Withdrawing a cumulative 10 lakh a year can attract 3-5 per cent tax if a proposal going around in the Finance Ministry takes shape in the Budget to track high value cash deals and make digital payments mandatory.

In its push towards a digital economy, the central government is thinking of introducing a tax of 3-5 per cent on cash withdrawal of 10 lakh in a year, a move to discourage cash usage in the economy and resultant black money.

Paying 30,000-50,000 for 10 lakh annual withdrawal will be seen as a loss, the government thinks and feels this will discourage large cash transactions.
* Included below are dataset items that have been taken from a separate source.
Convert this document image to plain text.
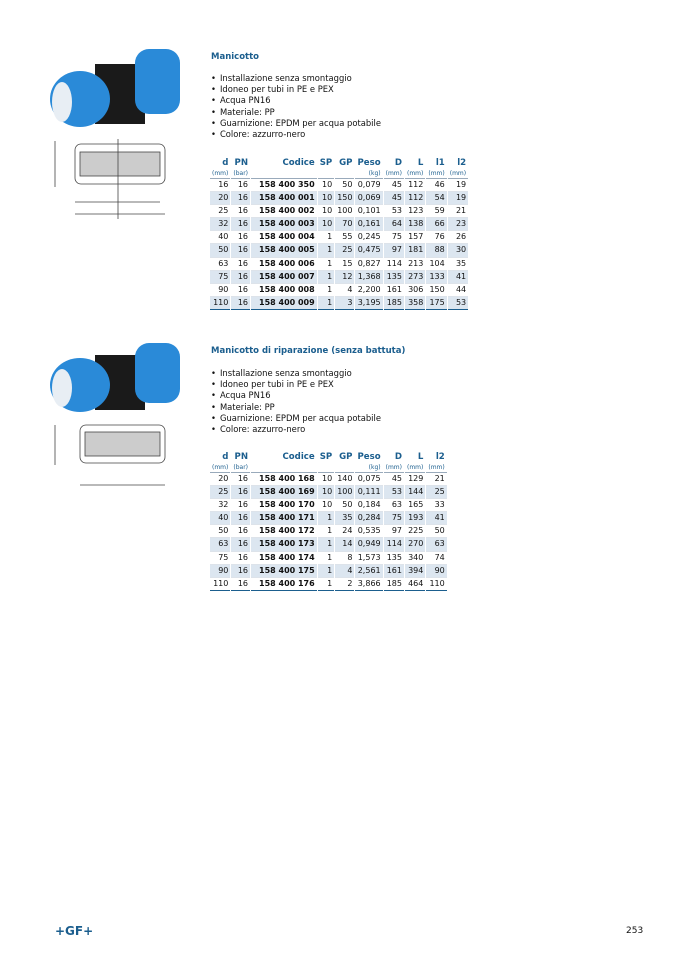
Manicotto
• Installazione senza smontaggio
• Idoneo per tubi in PE e PEX
• Acqua PN16
• Materiale: PP
• Guarnizione: EPDM per acqua potabile
• Colore: azzurro-nero
d	PN	Codice	SP	GP	Peso	D	L	l1	l2
(mm)	(bar)				(kg)	(mm)	(mm)	(mm)	(mm)
16	16	158 400 350	10	50	0,079	45	112	46	19
20	16	158 400 001	10	150	0,069	45	112	54	19
25	16	158 400 002	10	100	0,101	53	123	59	21
32	16	158 400 003	10	70	0,161	64	138	66	23
40	16	158 400 004	1	55	0,245	75	157	76	26
50	16	158 400 005	1	25	0,475	97	181	88	30
63	16	158 400 006	1	15	0,827	114	213	104	35
75	16	158 400 007	1	12	1,368	135	273	133	41
90	16	158 400 008	1	4	2,200	161	306	150	44
110	16	158 400 009	1	3	3,195	185	358	175	53
Manicotto di riparazione (senza battuta)
• Installazione senza smontaggio
• Idoneo per tubi in PE e PEX
• Acqua PN16
• Materiale: PP
• Guarnizione: EPDM per acqua potabile
• Colore: azzurro-nero
d	PN	Codice	SP	GP	Peso	D	L	l2
(mm)	(bar)				(kg)	(mm)	(mm)	(mm)
20	16	158 400 168	10	140	0,075	45	129	21
25	16	158 400 169	10	100	0,111	53	144	25
32	16	158 400 170	10	50	0,184	63	165	33
40	16	158 400 171	1	35	0,284	75	193	41
50	16	158 400 172	1	24	0,535	97	225	50
63	16	158 400 173	1	14	0,949	114	270	63
75	16	158 400 174	1	8	1,573	135	340	74
90	16	158 400 175	1	4	2,561	161	394	90
110	16	158 400 176	1	2	3,866	185	464	110
+GF+	253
Official sources said discussions have been held internally on the fallout of such a move and the tax figure is still being discussed though it won’t be less than 5 per cent, said sources adding 3-5 per cent is an appropriate figure.

As a step towards this, earlier this week, the Reserve Bank of India waived the fee currently imposed on banks for using its NEFT/RTGS payment servers. The central government also said it was setting up a panel to review charges imposed by banks on ATM withdrawals. RBI said it was doing so to boost digital transactions.
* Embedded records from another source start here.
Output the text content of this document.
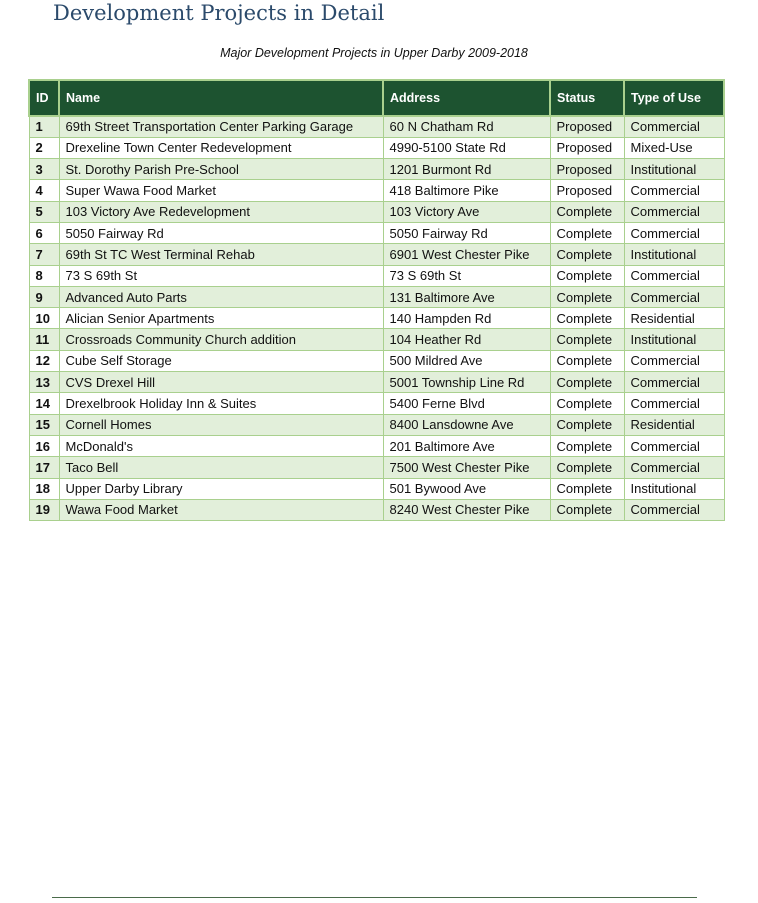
Development Projects in Detail
Major Development Projects in Upper Darby 2009-2018
ID	Name	Address	Status	Type of Use
1	69th Street Transportation Center Parking Garage	60 N Chatham Rd	Proposed	Commercial
2	Drexeline Town Center Redevelopment	4990-5100 State Rd	Proposed	Mixed-Use
3	St. Dorothy Parish Pre-School	1201 Burmont Rd	Proposed	Institutional
4	Super Wawa Food Market	418 Baltimore Pike	Proposed	Commercial
5	103 Victory Ave Redevelopment	103 Victory Ave	Complete	Commercial
6	5050 Fairway Rd	5050 Fairway Rd	Complete	Commercial
7	69th St TC West Terminal Rehab	6901 West Chester Pike	Complete	Institutional
8	73 S 69th St	73 S 69th St	Complete	Commercial
9	Advanced Auto Parts	131 Baltimore Ave	Complete	Commercial
10	Alician Senior Apartments	140 Hampden Rd	Complete	Residential
11	Crossroads Community Church addition	104 Heather Rd	Complete	Institutional
12	Cube Self Storage	500 Mildred Ave	Complete	Commercial
13	CVS Drexel Hill	5001 Township Line Rd	Complete	Commercial
14	Drexelbrook Holiday Inn & Suites	5400 Ferne Blvd	Complete	Commercial
15	Cornell Homes	8400 Lansdowne Ave	Complete	Residential
16	McDonald's	201 Baltimore Ave	Complete	Commercial
17	Taco Bell	7500 West Chester Pike	Complete	Commercial
18	Upper Darby Library	501 Bywood Ave	Complete	Institutional
19	Wawa Food Market	8240 West Chester Pike	Complete	Commercial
Another source was quoted as saying, “Why should someone withdraw over 10 lakh for cash transactions when digital payments are being encouraged?”. It may be noted that just last week, RBI scrapped NEFT and RTGS transfer charges and the central bank is also reviewing the charges on cards as well.

The proposal is at a discussion level but has found favour for being a step towards a digital economy and tracking transactions. Sources said this is a global practice. Even in Pakistan a withdrawal of more than 50,000 attracts such a tax.

During 2005-2008, the UPA government imposed tax on withdrawals of more than 50,000 from current accounts for detection of unaccounted money in the absence of alternative methods. This tax was applicable only on cash and not on payment by cheques.

During 2015, when the Greek economy was on the verge of bankruptcy, millions of panicked citizens completely cleared their accounts by pulling more than 28 billion euros out of banks and pushing the total cash revenue held in the country’s financial institutions to a 10-year low.

A high-level committee on digital payments in 2017, headed by Chandrababu Naidu, the then Chief Minister of Andhra Pradesh, had suggested a tax to discourage cash transactions, a cap on the maximum allowable limit for large-size cash transactions and a complete abolition of charges on card payments to incentivise digital transactions.

The committee had submitted the report to Prime Minister Narendra Modi. It had suggested “considering levy of banking cash transaction tax (BCTT) on transactions of 50,000 and above.”

To combat this Greek banks proposed taxing cash withdrawals and requiring use of debit and credit cards for all transactions in order to prevent tax evasion. A surcharge for all cashpoint withdrawals was introduced approximately amounting to 1 euro for every 1,000-euro transaction.

It was expected that it would not impact day-to-day withdrawals and will deter citizens from clearing out their bank accounts.

The Finance Act 2017 prescribed imposing a penalty equal to the transacted amount on those who violated the rule restricting cash transactions. It provides that no one can deal in cash in excess of 2 lakh in a single day, in respect of a single transaction or transactions relating to one event or occasion barring a banking company, post office savings bank and cooperative bank.

To curb large cash transactions and discourage black economy, then Finance Minister Arun Jaitley had in the 2017-18 budgetproposed to ban transactions of over 3 lakh a day.

This limit was lowered to 2 lakh through an amendment to the Finance Bill 2017 that was later passed by Parliament.

In another related measure, the Finance Act said any capital expenditure in cash exceeding 10,000 shall not be eligible for claiming depreciation allowance or investment-linked deduction. Similarly, the limit for revenue expenditure in cash has been cut to 10,000 from 20,000.